Le service russophone de la Deutsche Welle relève néanmoins une faible concurrence : à peine 172 candidats d’opposition du parti Iabloko, seuls à prôner le cessez-le-feu en Ukraine, sont en lice dans 19 régions, bien moins que les profils militaires. Pour les observateurs indépendants interrogés par la radio allemande, le poids réel des militaires reste “très limité”, faute “d’expérience de gestion et de réseaux politiques nécessaires”, tranche le politologue David Kankia. “Beaucoup de ceux qui accèdent au pouvoir sont des bureaucrates ayant simplement fait acte de présence dans des territoires occupés pour ajouter une ligne à leur CV.”

Concernant les résultats, ces élections ne laissent guère de place au suspense.
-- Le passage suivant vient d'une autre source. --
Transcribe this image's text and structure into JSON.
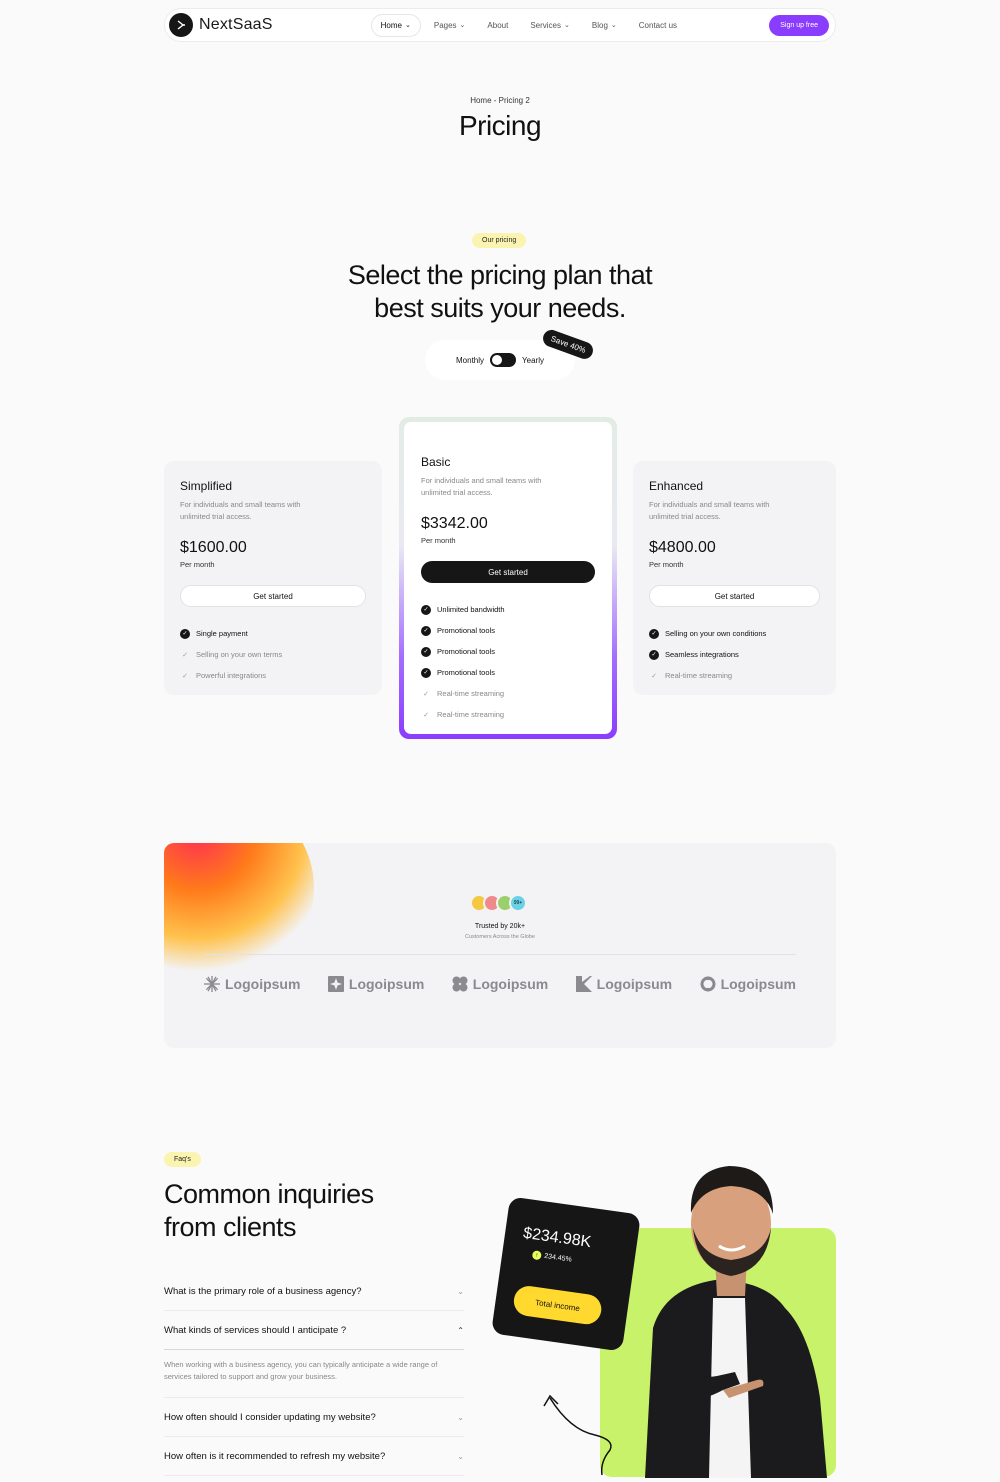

Comme le résume Nezavissimaïa Gazeta, les gouverneurs raflent régulièrement “plus de 80 % des voix”, ce qui ne manque pas d’interroger. “Ces scores stratosphériques ne sont pas seulement irréalistes, ça ne fait pas très propre lorsque certains élus, portés en triomphe, finissent inculpés l’année suivante.”

Voter pour le “bon candidat”

La question de la participation est devenue stratégique pour le pouvoir, souligne le quotidien pro-Kremlin modéré. Or “une forte mobilisation populaire abaisse mécaniquement le pourcentage de voix pour le candidat officiel”. D’où le recours à des outils électoraux nouveaux, comme le vote électronique à distance ou le scrutin sur trois jours, qui “permettent surtout de faire voter le noyau de l’électorat loyal”. Les autorités visent à “démontrer qu’elles bénéficient d’un soutien fort de la population”.

Pourtant, ces outils ne suffisent pas toujours. Dans les régions, révèle le média indépendant régional Govorit Ne Moskva, des fonctionnaires et étudiants sont contraints d’aller voter pour le “bon candidat”, parfois en devant photographier leur bulletin. Une pratique ancienne, mais encore dénoncée aujourd’hui par les défenseurs des droits, qui avaient lancé un chatbot pour dénoncer ces abus.

Derrière le rideau de fumée, certains voient des changements se profiler. “Même sans soutien d’en haut, quelques profils militaires chercheront à entrer en politique, estime Alexeï Guilev, du Centre d’étude de la société civile et des droits de l’homme Andreï Gagarine, interrogé par Novaïa Gazeta Europe. Ce qui pourrait accentuer le virage conservateur et militariste du pays.”